When one reviews the great names and personalities of the Scriptures, you very quickly find that almost all of them knew great discouragemnet at one time or another.
Job is described as the noblest man living in his time, but during his suffering, he cries out in anguish, “My days are swifter than a weaver’s shuttle and spent without hope.”
Moses is described as the most disciplined and the greatest of all Old Testament personalities, but as he leads the children of Israel out of slavery in Egypt, he becomes frustrated and disappointed with them. Only a short way into their journey, they want to return to the security and ample food supply they knew in Egypt. Moses became so discouraged that at last he shouts, “O Lord, why have you afflicted me?”
One of the most common questions people ask when they are suffering in life is “Why?” Few definitive answers are available. When sometimes we get a flash of insight with a partial or possible answer, more often reasons remain a mystery. In the absence of answers and reasons, we have the gift of faith. Recently, I found this story, for which I have not learned the author.
It feels right to me, and it touches many places in my life when I have asked, “Why?”

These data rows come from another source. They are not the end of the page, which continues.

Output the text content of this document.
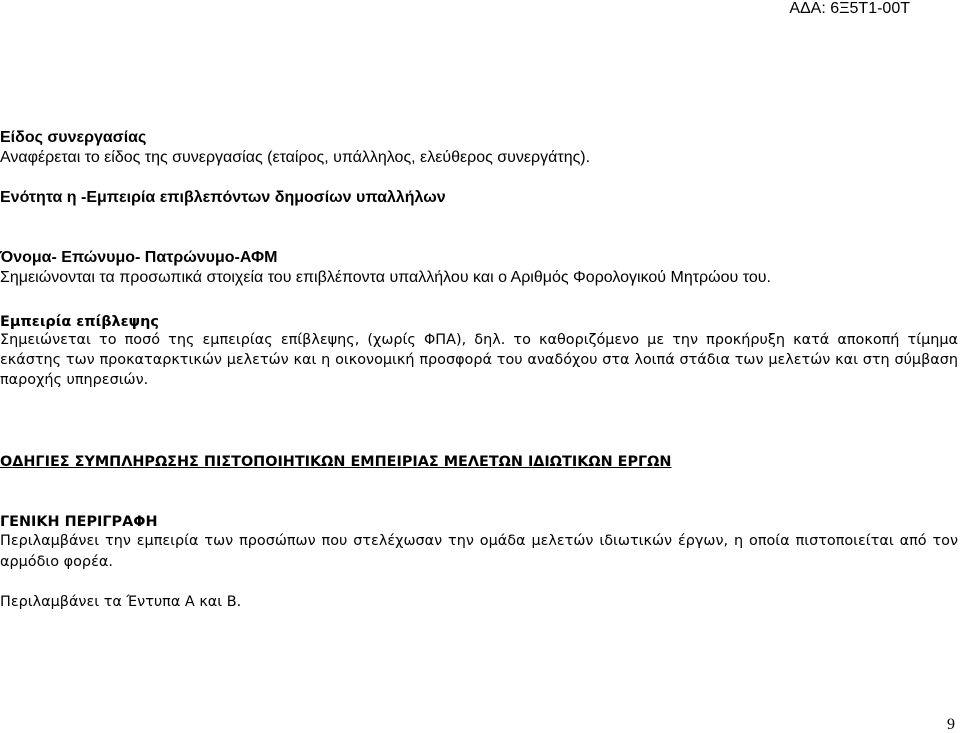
ΑΔΑ: 6Ξ5Τ1-00Τ
Είδος συνεργασίας
Αναφέρεται το είδος της συνεργασίας (εταίρος, υπάλληλος, ελεύθερος συνεργάτης).
Ενότητα η -Εμπειρία επιβλεπόντων δημοσίων υπαλλήλων
Όνομα- Επώνυμο- Πατρώνυμο-ΑΦΜ
Σημειώνονται τα προσωπικά στοιχεία του επιβλέποντα υπαλλήλου και ο Αριθμός Φορολογικού Μητρώου του.
Εμπειρία επίβλεψης
Σημειώνεται το ποσό της εμπειρίας επίβλεψης, (χωρίς ΦΠΑ), δηλ. το καθοριζόμενο με την προκήρυξη κατά αποκοπή τίμημα εκάστης των προκαταρκτικών μελετών και η οικονομική προσφορά του αναδόχου στα λοιπά στάδια των μελετών και στη σύμβαση παροχής υπηρεσιών.
ΟΔΗΓΙΕΣ ΣΥΜΠΛΗΡΩΣΗΣ ΠΙΣΤΟΠΟΙΗΤΙΚΩΝ ΕΜΠΕΙΡΙΑΣ ΜΕΛΕΤΩΝ ΙΔΙΩΤΙΚΩΝ ΕΡΓΩΝ
ΓΕΝΙΚΗ ΠΕΡΙΓΡΑΦΗ
Περιλαμβάνει την εμπειρία των προσώπων που στελέχωσαν την ομάδα μελετών ιδιωτικών έργων, η οποία πιστοποιείται από τον αρμόδιο φορέα.
Περιλαμβάνει τα Έντυπα Α και Β.
9
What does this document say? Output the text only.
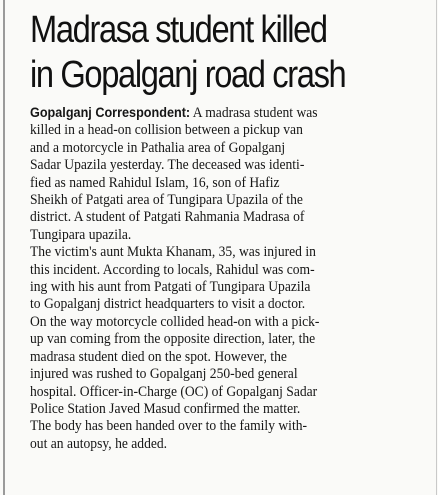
Madrasa student killed
in Gopalganj road crash
Gopalganj Correspondent: A madrasa student was
killed in a head-on collision between a pickup van
and a motorcycle in Pathalia area of Gopalganj
Sadar Upazila yesterday. The deceased was identi-
fied as named Rahidul Islam, 16, son of Hafiz
Sheikh of Patgati area of Tungipara Upazila of the
district. A student of Patgati Rahmania Madrasa of
Tungipara upazila.
The victim's aunt Mukta Khanam, 35, was injured in
this incident. According to locals, Rahidul was com-
ing with his aunt from Patgati of Tungipara Upazila
to Gopalganj district headquarters to visit a doctor.
On the way motorcycle collided head-on with a pick-
up van coming from the opposite direction, later, the
madrasa student died on the spot. However, the
injured was rushed to Gopalganj 250-bed general
hospital. Officer-in-Charge (OC) of Gopalganj Sadar
Police Station Javed Masud confirmed the matter.
The body has been handed over to the family with-
out an autopsy, he added.
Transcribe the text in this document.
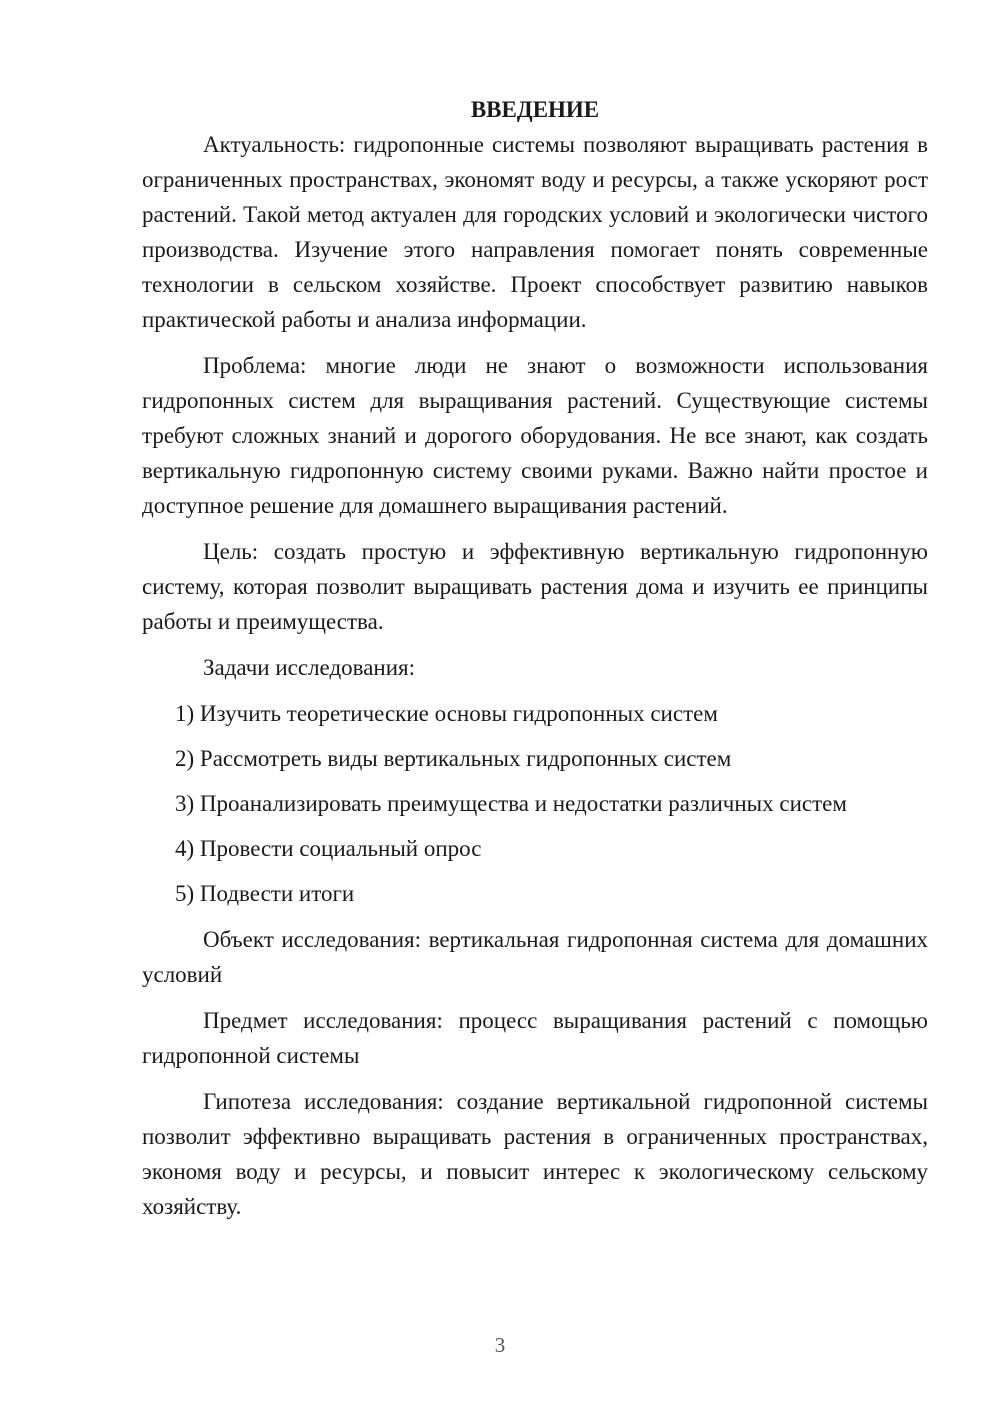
ВВЕДЕНИЕ

Актуальность: гидропонные системы позволяют выращивать растения в ограниченных пространствах, экономят воду и ресурсы, а также ускоряют рост растений. Такой метод актуален для городских условий и экологически чистого производства. Изучение этого направления помогает понять современные технологии в сельском хозяйстве. Проект способствует развитию навыков практической работы и анализа информации.

Проблема: многие люди не знают о возможности использования гидропонных систем для выращивания растений. Существующие системы требуют сложных знаний и дорогого оборудования. Не все знают, как создать вертикальную гидропонную систему своими руками. Важно найти простое и доступное решение для домашнего выращивания растений.

Цель: создать простую и эффективную вертикальную гидропонную систему, которая позволит выращивать растения дома и изучить ее принципы работы и преимущества.

Задачи исследования:

1) Изучить теоретические основы гидропонных систем
2) Рассмотреть виды вертикальных гидропонных систем
3) Проанализировать преимущества и недостатки различных систем
4) Провести социальный опрос
5) Подвести итоги

Объект исследования: вертикальная гидропонная система для домашних условий

Предмет исследования: процесс выращивания растений с помощью гидропонной системы

Гипотеза исследования: создание вертикальной гидропонной системы позволит эффективно выращивать растения в ограниченных пространствах, экономя воду и ресурсы, и повысит интерес к экологическому сельскому хозяйству.

3
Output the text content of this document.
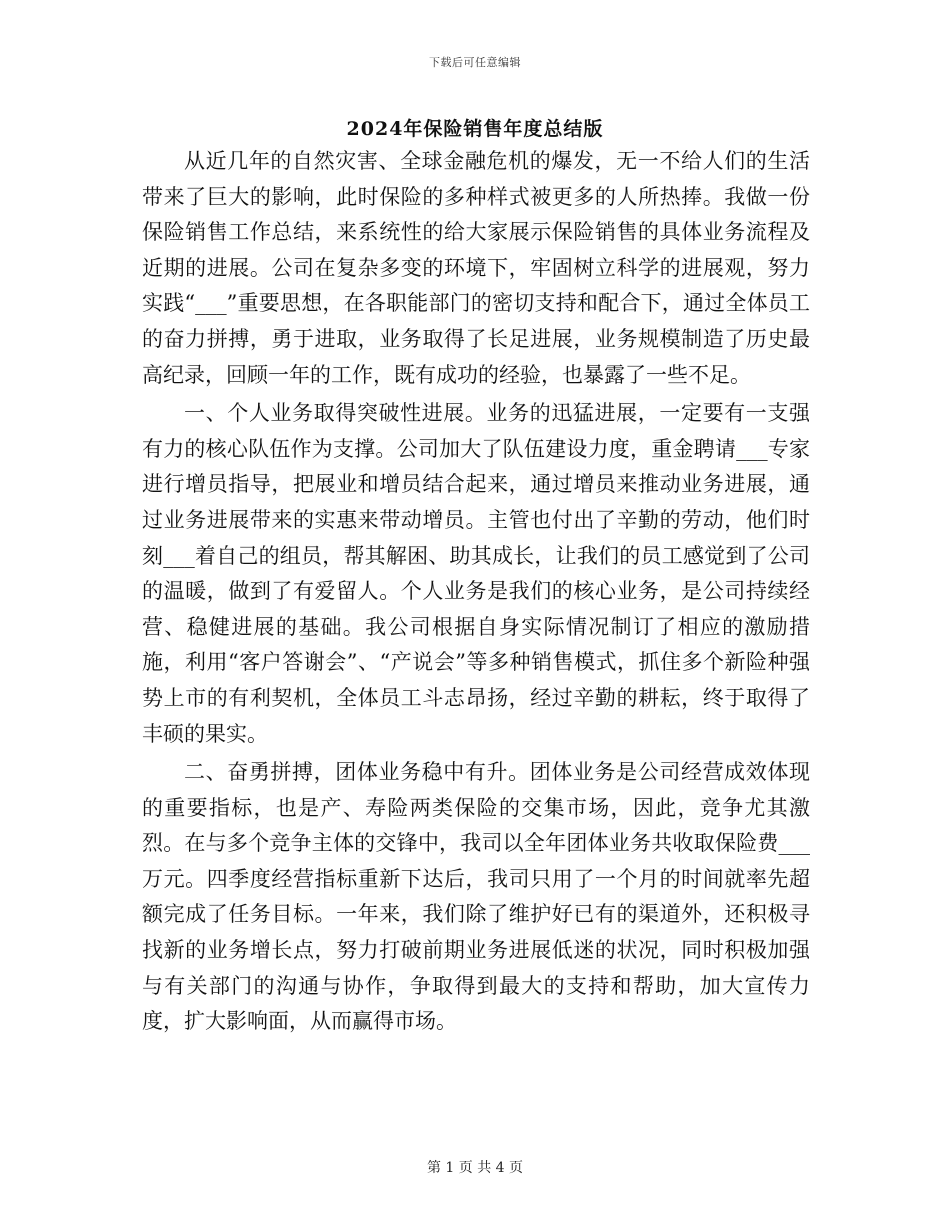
下载后可任意编辑
2024年保险销售年度总结版

从近几年的自然灾害、全球金融危机的爆发，无一不给人们的生活带来了巨大的影响，此时保险的多种样式被更多的人所热捧。我做一份保险销售工作总结，来系统性的给大家展示保险销售的具体业务流程及近期的进展。公司在复杂多变的环境下，牢固树立科学的进展观，努力实践“___”重要思想，在各职能部门的密切支持和配合下，通过全体员工的奋力拼搏，勇于进取，业务取得了长足进展，业务规模制造了历史最高纪录，回顾一年的工作，既有成功的经验，也暴露了一些不足。

一、个人业务取得突破性进展。业务的迅猛进展，一定要有一支强有力的核心队伍作为支撑。公司加大了队伍建设力度，重金聘请___专家进行增员指导，把展业和增员结合起来，通过增员来推动业务进展，通过业务进展带来的实惠来带动增员。主管也付出了辛勤的劳动，他们时刻___着自己的组员，帮其解困、助其成长，让我们的员工感觉到了公司的温暖，做到了有爱留人。个人业务是我们的核心业务，是公司持续经营、稳健进展的基础。我公司根据自身实际情况制订了相应的激励措施，利用“客户答谢会”、“产说会”等多种销售模式，抓住多个新险种强势上市的有利契机，全体员工斗志昂扬，经过辛勤的耕耘，终于取得了丰硕的果实。

二、奋勇拼搏，团体业务稳中有升。团体业务是公司经营成效体现的重要指标，也是产、寿险两类保险的交集市场，因此，竞争尤其激烈。在与多个竞争主体的交锋中，我司以全年团体业务共收取保险费___万元。四季度经营指标重新下达后，我司只用了一个月的时间就率先超额完成了任务目标。一年来，我们除了维护好已有的渠道外，还积极寻找新的业务增长点，努力打破前期业务进展低迷的状况，同时积极加强与有关部门的沟通与协作，争取得到最大的支持和帮助，加大宣传力度，扩大影响面，从而赢得市场。

第 1 页 共 4 页
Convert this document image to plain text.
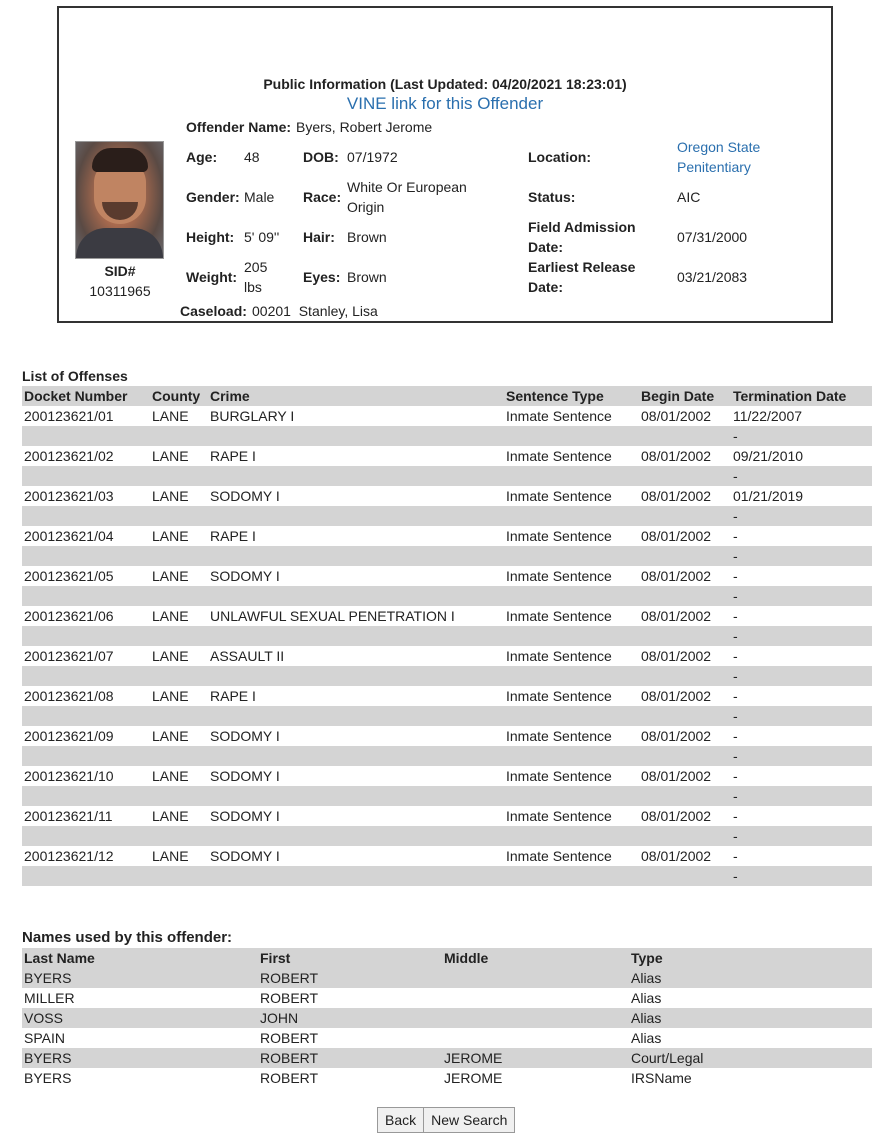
Public Information (Last Updated: 04/20/2021 18:23:01)
VINE link for this Offender
Offender Name: Byers, Robert Jerome
SID#
10311965
Age: 48	DOB: 07/1972	Location:
Oregon State
Penitentiary
Gender: Male Race:
White Or European
Origin
Status:	AIC
Height: 5' 09'' Hair: Brown
Field Admission
Date:
07/31/2000
Weight:
205
lbs
Eyes: Brown
Earliest Release
Date:
03/21/2083
Caseload: 00201  Stanley, Lisa
List of Offenses
Docket Number	County	Crime	Sentence Type	Begin Date	Termination Date
200123621/01	LANE	BURGLARY I	Inmate Sentence	08/01/2002	11/22/2007
					-
200123621/02	LANE	RAPE I	Inmate Sentence	08/01/2002	09/21/2010
					-
200123621/03	LANE	SODOMY I	Inmate Sentence	08/01/2002	01/21/2019
					-
200123621/04	LANE	RAPE I	Inmate Sentence	08/01/2002	-
					-
200123621/05	LANE	SODOMY I	Inmate Sentence	08/01/2002	-
					-
200123621/06	LANE	UNLAWFUL SEXUAL PENETRATION I	Inmate Sentence	08/01/2002	-
					-
200123621/07	LANE	ASSAULT II	Inmate Sentence	08/01/2002	-
					-
200123621/08	LANE	RAPE I	Inmate Sentence	08/01/2002	-
					-
200123621/09	LANE	SODOMY I	Inmate Sentence	08/01/2002	-
					-
200123621/10	LANE	SODOMY I	Inmate Sentence	08/01/2002	-
					-
200123621/11	LANE	SODOMY I	Inmate Sentence	08/01/2002	-
					-
200123621/12	LANE	SODOMY I	Inmate Sentence	08/01/2002	-
					-
Names used by this offender:
Last Name	First	Middle	Type
BYERS	ROBERT		Alias
MILLER	ROBERT		Alias
VOSS	JOHN		Alias
SPAIN	ROBERT		Alias
BYERS	ROBERT	JEROME	Court/Legal
BYERS	ROBERT	JEROME	IRSName
Back	New Search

“There was a group of women in a Bible study, studying the book of Malachi. As they were studying chapter 3, they came across verse 3, which says, ‘God will sit as a refiner and purifier of silver.’ This verse puzzled the women and they wondered what this statement meant about the character of God.
“One of the women offered to find out about the process of refining silver and report back to the group at their next Bible study. That week she called up a silversmith and made an appointment to watch him at work. She did not mention anything about the reason for her interest, beyond her curiosity about the process of refining silver. As she watched the silversmith, he held a piece of silver over the fire and let it heat up. He explained that in refining silver, one needed to hold the silver in the middle of the fire, where the flames were hottest, so as to burn away all impurities. The woman thought about God holding us in such a spot – then she thought about the verse: ‘God sits as a refiner and purifier of silver.’
“She asked the silversmith if it were true that he had to sit there in front of the fire the whole time the silver was being refined. The man answered yes, he not only had to sit there holing the silver, but he had to keep his eyes on the silver the entire time it was in the fire. If the silver was left even a moment too long in the flames, it would be destroyed. The woman was silent for a moment. Then she asked the silversmith, ‘How do you know when the silver is fully refined?’ He smiled at her and answered, ‘Oh, that’s the easy part! When I see my image reflected in it.'”
When you are feeling the heat of fire in your life, if you are feeling afflicted, you may cry out, “Why?” Remember, the eyes of our creator are always on you. God keeps his hand on you and watches over you. God always sees his image in you. Out of discouragement, great possibilities can open up before you.
The Rev. David Calhoun is pastor of the West Scarborough United Methodist Church.